There are still hurdles to overcome before these agreements are finalized. In some cases, this will not be achieved in 2024. The status of these negotiations and subsequent implementation bear close monitoring.

Investment and trade disputes continue

The sunset period for new investor-state dispute claims under the North American Free Trade Agreement ended in July 2023. Its successor, the USMCA, does not provide for investor-state claims by Canadian investors or against Canada. Nonetheless, such disputes have been and can continue to be brought both by Canadian investors and against Canada under bilateral investment treaties or other trade agreements.

The most notable state-to-state FTA disputes involving Canada in 2023 concerned the regulation of Canada’s dairy markets, which continues to be a point of contention for Canada’s trading partners. Specifically, Canada’s supply management practices have been the subject of disputes under two of Canada’s key free trade agreements: the USMCA and the Comprehensive and Progressive Agreement for Trans-Pacific Partnership.

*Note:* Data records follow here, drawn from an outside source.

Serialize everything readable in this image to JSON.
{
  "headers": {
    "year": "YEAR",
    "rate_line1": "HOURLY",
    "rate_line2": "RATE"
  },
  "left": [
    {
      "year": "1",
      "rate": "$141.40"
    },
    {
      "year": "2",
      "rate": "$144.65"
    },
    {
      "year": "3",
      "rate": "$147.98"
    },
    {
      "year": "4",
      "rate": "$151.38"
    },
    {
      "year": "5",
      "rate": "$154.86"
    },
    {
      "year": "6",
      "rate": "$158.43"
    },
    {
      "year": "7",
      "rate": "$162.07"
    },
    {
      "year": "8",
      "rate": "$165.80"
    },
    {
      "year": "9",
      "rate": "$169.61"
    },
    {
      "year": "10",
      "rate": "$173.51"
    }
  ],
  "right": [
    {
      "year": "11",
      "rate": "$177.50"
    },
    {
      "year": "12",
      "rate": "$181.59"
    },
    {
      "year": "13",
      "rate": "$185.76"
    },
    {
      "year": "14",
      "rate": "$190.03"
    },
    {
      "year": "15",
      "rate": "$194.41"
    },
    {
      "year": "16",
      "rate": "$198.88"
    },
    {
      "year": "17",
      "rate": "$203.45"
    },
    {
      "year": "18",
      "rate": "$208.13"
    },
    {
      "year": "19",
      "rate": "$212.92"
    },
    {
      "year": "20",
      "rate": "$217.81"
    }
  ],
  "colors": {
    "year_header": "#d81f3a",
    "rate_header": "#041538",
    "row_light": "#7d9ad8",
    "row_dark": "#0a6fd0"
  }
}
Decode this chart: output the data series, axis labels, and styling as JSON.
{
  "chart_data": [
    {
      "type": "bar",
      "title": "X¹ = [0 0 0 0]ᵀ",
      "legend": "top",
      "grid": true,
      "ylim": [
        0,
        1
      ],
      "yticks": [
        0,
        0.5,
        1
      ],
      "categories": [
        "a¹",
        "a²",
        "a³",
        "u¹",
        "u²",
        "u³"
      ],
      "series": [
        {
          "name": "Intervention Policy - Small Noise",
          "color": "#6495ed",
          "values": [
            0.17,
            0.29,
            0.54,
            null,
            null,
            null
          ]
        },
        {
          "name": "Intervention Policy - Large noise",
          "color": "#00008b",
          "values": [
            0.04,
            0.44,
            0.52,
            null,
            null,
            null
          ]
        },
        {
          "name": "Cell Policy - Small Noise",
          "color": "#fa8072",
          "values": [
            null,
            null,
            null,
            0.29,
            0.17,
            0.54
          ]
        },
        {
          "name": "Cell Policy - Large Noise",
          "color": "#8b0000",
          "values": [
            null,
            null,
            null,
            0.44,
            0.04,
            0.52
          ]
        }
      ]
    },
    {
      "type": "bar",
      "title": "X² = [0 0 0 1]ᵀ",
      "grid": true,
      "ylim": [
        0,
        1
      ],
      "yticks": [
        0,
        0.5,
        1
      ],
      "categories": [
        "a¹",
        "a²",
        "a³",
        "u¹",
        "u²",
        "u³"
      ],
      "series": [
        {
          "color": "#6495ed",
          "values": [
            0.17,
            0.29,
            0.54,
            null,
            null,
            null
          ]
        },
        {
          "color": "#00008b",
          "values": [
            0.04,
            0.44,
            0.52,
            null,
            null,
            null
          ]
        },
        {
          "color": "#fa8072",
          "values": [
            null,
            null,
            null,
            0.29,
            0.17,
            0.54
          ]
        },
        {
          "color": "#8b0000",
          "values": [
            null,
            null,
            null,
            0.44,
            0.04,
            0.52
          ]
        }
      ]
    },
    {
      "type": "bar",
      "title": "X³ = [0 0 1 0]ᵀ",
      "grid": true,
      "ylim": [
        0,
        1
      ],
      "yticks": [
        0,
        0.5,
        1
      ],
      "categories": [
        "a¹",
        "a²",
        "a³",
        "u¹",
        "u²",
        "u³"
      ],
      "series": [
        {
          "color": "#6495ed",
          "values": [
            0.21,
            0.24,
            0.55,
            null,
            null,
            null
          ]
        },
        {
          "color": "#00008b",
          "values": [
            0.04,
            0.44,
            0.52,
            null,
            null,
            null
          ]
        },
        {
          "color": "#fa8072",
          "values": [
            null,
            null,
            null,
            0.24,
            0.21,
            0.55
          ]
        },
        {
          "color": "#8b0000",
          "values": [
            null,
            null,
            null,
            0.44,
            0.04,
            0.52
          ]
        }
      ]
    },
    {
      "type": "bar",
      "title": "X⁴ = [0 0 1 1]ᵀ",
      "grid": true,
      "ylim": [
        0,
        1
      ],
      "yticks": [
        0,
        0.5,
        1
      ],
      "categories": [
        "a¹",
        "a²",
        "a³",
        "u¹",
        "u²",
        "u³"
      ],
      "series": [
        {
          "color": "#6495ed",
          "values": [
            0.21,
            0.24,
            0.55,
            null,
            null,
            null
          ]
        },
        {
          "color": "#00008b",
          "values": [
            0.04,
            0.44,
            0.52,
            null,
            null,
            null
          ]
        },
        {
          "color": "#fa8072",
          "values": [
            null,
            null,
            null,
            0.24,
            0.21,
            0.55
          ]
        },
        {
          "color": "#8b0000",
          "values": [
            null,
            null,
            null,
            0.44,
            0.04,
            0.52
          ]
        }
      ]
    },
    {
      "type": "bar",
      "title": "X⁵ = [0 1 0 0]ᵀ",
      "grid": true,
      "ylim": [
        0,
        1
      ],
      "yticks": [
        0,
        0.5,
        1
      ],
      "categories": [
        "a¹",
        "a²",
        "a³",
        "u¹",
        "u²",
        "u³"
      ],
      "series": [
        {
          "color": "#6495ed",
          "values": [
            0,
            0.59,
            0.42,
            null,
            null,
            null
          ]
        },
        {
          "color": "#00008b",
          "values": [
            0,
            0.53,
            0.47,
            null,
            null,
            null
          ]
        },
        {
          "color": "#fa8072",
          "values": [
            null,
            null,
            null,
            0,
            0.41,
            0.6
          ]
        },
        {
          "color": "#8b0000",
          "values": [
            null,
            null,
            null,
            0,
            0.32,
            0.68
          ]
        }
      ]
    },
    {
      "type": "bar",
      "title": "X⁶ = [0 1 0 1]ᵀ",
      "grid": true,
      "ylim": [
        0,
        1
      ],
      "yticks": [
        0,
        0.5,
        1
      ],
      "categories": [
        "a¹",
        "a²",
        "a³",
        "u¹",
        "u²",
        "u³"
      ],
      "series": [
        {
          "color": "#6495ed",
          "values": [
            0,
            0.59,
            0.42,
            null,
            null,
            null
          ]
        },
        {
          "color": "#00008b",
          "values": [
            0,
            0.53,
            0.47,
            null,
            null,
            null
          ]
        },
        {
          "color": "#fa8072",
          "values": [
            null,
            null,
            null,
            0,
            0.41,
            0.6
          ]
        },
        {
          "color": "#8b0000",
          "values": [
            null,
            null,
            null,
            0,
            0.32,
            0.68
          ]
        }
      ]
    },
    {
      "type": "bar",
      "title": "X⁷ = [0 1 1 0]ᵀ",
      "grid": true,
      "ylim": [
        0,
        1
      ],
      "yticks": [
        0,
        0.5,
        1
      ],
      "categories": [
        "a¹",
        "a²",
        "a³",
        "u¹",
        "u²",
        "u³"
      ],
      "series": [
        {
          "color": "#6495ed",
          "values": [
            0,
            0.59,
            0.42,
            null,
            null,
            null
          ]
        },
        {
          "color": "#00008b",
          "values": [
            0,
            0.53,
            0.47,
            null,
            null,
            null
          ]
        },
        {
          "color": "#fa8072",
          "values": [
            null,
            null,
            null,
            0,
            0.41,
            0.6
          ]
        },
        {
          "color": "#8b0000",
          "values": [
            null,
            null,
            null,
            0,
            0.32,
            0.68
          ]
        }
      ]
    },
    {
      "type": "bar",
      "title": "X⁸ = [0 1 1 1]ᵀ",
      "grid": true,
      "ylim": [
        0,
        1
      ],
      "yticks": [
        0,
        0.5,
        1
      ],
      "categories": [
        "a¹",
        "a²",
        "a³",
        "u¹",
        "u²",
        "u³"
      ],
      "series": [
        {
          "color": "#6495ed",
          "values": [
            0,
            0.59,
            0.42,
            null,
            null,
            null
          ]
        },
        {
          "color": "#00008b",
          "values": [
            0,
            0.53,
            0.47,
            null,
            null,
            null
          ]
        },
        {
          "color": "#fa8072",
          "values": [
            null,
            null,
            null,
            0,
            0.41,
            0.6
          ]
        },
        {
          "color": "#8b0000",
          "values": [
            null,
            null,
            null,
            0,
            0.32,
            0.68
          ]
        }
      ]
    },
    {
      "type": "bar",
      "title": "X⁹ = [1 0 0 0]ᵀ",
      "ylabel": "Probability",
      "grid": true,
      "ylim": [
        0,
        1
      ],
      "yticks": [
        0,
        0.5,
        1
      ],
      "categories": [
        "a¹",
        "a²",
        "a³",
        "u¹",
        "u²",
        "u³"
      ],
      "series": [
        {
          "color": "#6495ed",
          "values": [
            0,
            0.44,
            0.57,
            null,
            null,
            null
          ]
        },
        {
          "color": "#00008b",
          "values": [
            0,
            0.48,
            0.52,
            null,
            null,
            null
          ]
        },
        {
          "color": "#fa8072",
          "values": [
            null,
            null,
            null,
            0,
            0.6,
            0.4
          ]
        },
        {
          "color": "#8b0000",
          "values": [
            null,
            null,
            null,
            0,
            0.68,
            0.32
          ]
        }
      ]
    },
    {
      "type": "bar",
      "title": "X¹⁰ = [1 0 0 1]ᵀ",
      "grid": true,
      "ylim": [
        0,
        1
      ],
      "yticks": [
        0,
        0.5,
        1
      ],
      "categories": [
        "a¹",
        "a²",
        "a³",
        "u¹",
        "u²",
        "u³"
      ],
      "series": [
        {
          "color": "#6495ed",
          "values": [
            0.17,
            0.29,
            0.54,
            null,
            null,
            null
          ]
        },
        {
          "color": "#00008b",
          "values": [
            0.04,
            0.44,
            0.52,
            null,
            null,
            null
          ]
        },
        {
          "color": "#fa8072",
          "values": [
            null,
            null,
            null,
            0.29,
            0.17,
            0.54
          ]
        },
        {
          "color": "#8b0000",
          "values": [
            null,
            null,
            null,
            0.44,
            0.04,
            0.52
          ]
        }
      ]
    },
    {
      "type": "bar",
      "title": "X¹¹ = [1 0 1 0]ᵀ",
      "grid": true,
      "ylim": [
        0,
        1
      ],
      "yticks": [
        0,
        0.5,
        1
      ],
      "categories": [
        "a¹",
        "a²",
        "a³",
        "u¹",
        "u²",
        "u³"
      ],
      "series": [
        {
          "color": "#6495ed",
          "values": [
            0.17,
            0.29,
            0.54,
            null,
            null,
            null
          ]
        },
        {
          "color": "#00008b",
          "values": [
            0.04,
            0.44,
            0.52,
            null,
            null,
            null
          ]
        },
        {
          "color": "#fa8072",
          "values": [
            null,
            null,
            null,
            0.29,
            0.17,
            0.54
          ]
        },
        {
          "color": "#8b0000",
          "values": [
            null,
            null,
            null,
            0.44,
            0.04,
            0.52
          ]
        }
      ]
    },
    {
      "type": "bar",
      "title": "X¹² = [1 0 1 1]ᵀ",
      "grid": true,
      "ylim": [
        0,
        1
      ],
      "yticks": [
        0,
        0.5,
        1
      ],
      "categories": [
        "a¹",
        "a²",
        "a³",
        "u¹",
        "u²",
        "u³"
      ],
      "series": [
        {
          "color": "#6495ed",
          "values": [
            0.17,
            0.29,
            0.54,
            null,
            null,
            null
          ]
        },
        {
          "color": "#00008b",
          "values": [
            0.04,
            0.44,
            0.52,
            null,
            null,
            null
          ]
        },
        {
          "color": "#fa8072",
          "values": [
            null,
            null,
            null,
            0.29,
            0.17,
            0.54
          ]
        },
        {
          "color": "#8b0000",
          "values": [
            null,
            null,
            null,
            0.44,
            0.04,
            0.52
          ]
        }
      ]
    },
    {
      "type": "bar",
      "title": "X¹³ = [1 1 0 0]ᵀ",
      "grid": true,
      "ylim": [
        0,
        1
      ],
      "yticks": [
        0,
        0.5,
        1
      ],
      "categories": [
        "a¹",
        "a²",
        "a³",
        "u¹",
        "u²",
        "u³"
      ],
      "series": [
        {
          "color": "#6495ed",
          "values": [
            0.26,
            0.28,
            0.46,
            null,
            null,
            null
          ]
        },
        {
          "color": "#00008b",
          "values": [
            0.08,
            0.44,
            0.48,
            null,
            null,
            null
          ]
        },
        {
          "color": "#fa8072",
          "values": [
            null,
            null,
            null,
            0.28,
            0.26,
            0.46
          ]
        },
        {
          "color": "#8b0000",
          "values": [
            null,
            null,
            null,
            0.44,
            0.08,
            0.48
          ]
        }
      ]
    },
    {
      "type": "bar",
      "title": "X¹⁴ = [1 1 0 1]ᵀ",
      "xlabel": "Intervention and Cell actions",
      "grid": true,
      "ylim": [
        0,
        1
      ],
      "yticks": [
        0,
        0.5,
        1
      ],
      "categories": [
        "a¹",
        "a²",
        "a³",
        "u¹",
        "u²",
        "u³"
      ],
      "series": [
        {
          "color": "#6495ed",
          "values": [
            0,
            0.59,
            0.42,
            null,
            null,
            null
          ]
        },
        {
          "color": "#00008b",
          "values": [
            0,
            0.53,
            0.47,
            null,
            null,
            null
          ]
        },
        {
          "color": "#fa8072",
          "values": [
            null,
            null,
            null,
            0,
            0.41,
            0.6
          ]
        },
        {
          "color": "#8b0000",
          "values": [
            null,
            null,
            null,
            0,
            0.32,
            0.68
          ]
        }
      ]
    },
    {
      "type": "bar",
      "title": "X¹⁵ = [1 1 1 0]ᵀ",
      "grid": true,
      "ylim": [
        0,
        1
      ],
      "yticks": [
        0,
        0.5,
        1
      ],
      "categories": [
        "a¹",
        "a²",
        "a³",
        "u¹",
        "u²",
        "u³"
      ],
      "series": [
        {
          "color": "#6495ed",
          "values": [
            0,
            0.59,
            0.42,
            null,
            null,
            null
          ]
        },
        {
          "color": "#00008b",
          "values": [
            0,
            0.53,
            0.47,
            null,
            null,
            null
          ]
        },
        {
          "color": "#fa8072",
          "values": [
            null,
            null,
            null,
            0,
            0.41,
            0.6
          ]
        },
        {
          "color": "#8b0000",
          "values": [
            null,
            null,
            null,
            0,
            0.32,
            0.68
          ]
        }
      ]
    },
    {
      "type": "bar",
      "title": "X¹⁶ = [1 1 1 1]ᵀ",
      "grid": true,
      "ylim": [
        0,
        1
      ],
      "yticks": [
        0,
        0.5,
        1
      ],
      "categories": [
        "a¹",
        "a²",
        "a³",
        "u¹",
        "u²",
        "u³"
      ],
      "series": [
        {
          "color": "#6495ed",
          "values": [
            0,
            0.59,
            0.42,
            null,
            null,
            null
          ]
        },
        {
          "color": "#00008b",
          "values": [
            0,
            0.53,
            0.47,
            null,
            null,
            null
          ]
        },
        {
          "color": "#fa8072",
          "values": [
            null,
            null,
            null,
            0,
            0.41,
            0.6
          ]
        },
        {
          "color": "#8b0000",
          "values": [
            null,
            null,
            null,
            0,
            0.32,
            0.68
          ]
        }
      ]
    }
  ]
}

Learn more about Osler’s Trade Group

Looking ahead to 2024

Heading into 2024, as crises unfold and the Canadian government responds, businesses can expect that the government will introduce new trade measures as a tool to respond to crises, strengthen relationships with allies and support domestic priorities. Lessons learned from ramped-up activities in a number of areas in 2023 will benefit businesses and provide a basis to further strengthen measures in 2024. Businesses would be well-advised to be proactive in implementing processes and procedures aimed at staying on top of this rapidly shifting environment.